Marié à une femme russe, il ne cessait de voyager à Moscou et Saint-Pétersbourg pour organiser la « diplomatie parallèle » menée par l’organisation suisse Centre pour le dialogue humanitaire (HD), son employeur depuis huit ans. Les mains légèrement tremblantes, il a demandé à la juge un « verdict indulgent et équitable ». Puis, alors que la procureure venait de requérir trois ans et trois mois de prison ferme à son encontre, Laurent Vinatier a soudain laissé de côté ses quelques feuilles A4 où il avait griffonné ses phrases de défense. Et, de mémoire, il a cité Pouchkine devant la juge visiblement interloquée : « Si la vie te trompe… Sois résilient un jour de peine. »

Une heure après, la juge Natalia Tcheprassova était de retour dans la salle du tribunal. Le regard sec plongé dans ses trois pages de jugement, elle a lu à toute vitesse son verdict : trois ans de prison ferme pour Laurent Vinatier. Soit trois mois de moins que ce demandait la procureure. Mais loin de ce qu’espéraient les avocats du Français : ils plaidaient une simple amende pour ce crime à la gravité toute relative.

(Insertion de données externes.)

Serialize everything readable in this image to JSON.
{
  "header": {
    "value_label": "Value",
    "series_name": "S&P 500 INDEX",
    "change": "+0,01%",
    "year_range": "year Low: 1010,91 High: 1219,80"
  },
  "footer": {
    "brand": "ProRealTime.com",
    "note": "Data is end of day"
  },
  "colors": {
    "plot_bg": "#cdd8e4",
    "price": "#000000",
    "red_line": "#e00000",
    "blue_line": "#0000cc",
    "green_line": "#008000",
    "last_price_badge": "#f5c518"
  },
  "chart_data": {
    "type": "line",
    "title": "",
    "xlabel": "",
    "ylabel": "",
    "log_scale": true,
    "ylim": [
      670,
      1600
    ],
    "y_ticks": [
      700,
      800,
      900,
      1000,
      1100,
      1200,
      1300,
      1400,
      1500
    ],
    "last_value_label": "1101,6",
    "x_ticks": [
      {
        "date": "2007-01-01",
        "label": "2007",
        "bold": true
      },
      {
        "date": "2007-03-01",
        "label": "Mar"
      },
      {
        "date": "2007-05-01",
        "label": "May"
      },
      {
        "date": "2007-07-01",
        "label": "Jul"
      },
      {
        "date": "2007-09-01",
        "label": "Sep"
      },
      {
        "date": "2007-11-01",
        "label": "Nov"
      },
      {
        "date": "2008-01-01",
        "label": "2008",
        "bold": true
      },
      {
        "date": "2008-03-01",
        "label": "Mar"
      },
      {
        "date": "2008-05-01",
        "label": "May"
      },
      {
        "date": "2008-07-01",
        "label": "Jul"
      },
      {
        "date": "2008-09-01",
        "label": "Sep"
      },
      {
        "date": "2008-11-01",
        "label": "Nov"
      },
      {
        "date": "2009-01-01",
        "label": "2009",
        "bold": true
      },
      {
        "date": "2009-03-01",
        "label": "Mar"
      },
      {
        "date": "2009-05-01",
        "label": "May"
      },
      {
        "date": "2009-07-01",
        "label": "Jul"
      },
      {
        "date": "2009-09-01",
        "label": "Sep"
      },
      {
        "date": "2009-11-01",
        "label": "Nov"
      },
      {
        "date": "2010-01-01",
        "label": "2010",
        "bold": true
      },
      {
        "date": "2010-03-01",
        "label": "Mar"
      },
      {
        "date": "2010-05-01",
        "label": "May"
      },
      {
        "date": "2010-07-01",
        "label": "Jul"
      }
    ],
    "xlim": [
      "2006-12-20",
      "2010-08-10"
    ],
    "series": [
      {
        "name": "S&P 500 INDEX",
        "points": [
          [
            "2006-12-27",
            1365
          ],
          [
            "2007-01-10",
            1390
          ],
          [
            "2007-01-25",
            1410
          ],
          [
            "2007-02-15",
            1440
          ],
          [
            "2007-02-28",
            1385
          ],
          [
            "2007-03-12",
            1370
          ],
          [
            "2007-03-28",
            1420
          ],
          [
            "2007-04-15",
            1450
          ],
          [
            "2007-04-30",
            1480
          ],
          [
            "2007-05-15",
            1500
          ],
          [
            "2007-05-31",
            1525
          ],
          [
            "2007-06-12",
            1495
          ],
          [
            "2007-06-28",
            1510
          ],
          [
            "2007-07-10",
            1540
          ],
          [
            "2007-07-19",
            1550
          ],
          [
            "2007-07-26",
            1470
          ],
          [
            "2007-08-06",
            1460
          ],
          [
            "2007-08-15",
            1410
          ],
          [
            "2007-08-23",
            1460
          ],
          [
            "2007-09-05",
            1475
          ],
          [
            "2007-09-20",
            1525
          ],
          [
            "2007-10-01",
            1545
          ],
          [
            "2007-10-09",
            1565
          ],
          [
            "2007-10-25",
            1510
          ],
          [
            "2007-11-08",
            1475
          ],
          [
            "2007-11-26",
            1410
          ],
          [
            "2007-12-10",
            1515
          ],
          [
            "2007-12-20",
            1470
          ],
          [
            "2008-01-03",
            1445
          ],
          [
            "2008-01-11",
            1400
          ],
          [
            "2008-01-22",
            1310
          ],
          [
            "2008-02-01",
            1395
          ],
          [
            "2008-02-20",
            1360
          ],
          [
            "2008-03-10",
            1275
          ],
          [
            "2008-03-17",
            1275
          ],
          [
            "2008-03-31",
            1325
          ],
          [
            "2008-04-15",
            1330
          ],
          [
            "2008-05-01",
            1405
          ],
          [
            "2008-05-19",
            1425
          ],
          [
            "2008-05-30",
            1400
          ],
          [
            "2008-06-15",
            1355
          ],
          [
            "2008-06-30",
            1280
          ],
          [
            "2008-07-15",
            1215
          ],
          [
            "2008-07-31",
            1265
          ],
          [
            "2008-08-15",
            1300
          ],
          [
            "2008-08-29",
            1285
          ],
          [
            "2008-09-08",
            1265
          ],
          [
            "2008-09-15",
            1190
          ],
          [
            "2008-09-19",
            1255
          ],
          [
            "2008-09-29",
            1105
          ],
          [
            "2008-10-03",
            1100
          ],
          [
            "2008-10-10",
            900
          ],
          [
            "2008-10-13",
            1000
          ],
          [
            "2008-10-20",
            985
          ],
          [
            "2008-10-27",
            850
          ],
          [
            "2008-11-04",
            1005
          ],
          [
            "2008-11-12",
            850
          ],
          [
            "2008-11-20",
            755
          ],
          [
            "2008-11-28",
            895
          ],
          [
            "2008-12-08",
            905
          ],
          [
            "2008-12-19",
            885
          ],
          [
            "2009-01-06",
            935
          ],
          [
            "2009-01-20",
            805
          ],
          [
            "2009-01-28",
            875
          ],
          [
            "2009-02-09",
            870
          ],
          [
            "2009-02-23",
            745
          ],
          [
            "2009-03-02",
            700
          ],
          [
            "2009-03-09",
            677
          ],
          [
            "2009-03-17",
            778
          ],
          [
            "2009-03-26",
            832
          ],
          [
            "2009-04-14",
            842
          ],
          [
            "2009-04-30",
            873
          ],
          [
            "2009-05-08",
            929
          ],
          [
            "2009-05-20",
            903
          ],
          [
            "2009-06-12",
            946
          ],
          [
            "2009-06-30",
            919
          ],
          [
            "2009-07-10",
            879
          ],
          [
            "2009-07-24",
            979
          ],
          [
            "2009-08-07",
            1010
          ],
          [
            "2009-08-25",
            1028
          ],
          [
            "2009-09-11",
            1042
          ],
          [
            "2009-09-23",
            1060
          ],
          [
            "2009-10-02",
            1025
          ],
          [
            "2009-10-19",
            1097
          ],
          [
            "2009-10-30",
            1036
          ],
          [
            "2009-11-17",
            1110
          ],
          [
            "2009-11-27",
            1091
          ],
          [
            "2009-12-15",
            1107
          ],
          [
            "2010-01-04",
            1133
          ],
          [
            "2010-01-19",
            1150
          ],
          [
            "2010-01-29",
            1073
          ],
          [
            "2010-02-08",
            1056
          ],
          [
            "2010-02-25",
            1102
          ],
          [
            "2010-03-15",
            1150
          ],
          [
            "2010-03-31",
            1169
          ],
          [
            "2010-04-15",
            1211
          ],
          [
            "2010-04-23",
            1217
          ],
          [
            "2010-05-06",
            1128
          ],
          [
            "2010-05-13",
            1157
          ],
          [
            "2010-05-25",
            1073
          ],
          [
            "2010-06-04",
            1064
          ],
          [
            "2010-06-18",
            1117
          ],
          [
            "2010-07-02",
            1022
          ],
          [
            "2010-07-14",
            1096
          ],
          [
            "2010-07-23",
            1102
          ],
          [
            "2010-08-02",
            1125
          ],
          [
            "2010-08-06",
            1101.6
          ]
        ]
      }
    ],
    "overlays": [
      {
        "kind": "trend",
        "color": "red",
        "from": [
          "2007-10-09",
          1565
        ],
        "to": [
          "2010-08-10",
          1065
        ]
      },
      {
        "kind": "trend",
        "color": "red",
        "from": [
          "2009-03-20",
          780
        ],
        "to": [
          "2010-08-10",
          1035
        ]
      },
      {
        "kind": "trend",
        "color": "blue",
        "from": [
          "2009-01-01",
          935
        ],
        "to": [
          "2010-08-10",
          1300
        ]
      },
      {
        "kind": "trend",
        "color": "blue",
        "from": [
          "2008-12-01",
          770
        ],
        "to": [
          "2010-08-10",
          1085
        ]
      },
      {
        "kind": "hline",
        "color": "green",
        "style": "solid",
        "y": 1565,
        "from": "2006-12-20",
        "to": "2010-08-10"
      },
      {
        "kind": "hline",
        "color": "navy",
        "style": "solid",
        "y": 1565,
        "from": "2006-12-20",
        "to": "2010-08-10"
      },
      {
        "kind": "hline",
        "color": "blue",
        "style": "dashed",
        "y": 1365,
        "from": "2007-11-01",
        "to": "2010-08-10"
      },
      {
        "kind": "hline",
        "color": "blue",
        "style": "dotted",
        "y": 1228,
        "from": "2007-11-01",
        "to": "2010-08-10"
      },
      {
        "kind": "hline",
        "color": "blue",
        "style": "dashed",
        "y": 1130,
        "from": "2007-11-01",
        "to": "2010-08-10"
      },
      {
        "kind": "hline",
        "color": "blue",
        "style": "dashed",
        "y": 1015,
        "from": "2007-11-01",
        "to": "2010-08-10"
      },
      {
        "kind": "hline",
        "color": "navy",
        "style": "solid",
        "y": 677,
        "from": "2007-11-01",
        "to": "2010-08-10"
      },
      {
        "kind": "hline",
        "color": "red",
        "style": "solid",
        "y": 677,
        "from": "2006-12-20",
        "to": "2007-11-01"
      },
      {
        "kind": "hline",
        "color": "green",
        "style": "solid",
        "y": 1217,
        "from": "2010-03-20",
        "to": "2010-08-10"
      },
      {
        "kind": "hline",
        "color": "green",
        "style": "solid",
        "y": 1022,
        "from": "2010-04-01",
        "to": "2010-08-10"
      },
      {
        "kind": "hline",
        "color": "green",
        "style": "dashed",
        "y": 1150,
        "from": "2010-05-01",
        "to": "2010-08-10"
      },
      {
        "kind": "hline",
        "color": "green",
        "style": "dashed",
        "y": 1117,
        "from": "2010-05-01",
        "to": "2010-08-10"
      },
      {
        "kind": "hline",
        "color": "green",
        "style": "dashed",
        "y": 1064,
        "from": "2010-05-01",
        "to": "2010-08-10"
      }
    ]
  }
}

Pour Paris, la législation «concourt à abolir les derniers espaces de liberté dont disposaient la société civile, les médias indépendants et les oppositions politiques en Russie» et «va à l'encontre des engagements auxquels la Russie a souscrit en matière de droits de l'Homme». Les autorités françaises se disent «pleinement mobilisées pour lui porter assistance».